Much of Bennett's passion is captured in this new dramatic homage, conceived and directed by Cora Bissett, who also collaborates on Kieran Hurley's script for a co-production between Bissett's Pachamama Productions, Tramway and the Mull-based Comar organisation. As with the show's inspiration, Bissett mixes and matches forms with abandon.

Opening speeches to the audience find actors Sandy Grierson, Hannah Donaldson and Gerda Stevenson, respectively playing Bennett, Bennett's wife Kirsten, and his mother, folk singer Margaret Bennett.

We are then burled through the sketch-book naturalism of Bennett's early years before things let rip with a series of impressionistic contemporary dance moves and aerial displays choreographed by Dana Gingras, all set to a backdrop of archive film footage and Gaelic language projections.

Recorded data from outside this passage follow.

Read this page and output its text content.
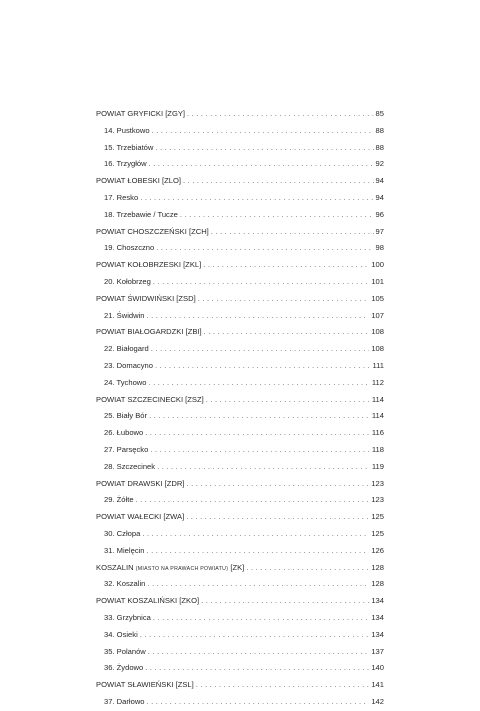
POWIAT GRYFICKI [ZGY] . . .	85
14. Pustkowo . . .	88
15. Trzebiatów . . .	88
16. Trzygłów . . .	92
POWIAT ŁOBESKI [ZLO] . . .	94
17. Resko . . .	94
18. Trzebawie / Tucze . . .	96
POWIAT CHOSZCZEŃSKI [ZCH] . . .	97
19. Choszczno . . .	98
POWIAT KOŁOBRZESKI [ZKL] . . .	100
20. Kołobrzeg . . .	101
POWIAT ŚWIDWIŃSKI [ZSD] . . .	105
21. Świdwin . . .	107
POWIAT BIAŁOGARDZKI [ZBI] . . .	108
22. Białogard . . .	108
23. Domacyno . . .	111
24. Tychowo . . .	112
POWIAT SZCZECINECKI [ZSZ] . . .	114
25. Biały Bór . . .	114
26. Łubowo . . .	116
27. Parsęcko . . .	118
28. Szczecinek . . .	119
POWIAT DRAWSKI [ZDR] . . .	123
29. Żółte . . .	123
POWIAT WAŁECKI [ZWA] . . .	125
30. Człopa . . .	125
31. Mielęcin . . .	126
KOSZALIN (MIASTO NA PRAWACH POWIATU) [ZK] . . .	128
32. Koszalin . . .	128
POWIAT KOSZALIŃSKI [ZKO] . . .	134
33. Grzybnica . . .	134
34. Osieki . . .	134
35. Polanów . . .	137
36. Żydowo . . .	140
POWIAT SŁAWIEŃSKI [ZSL] . . .	141
37. Darłowo . . .	142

With the principal cast and dancers ably supported by a large youth ensemble, this is undoubtedly impressive, even if early parts of the script shoe-horn in a tad too much polemic.

When we move into Bennett's final years, however, it is heart-rending to watch Grierson replicate Bennett's demise. The emotional power of Bennett's story can't be over-stated, especially when illustrated by such high-octane set-pieces accompanied by Bennett's own music.

Like its creator, that music remains a force of nature.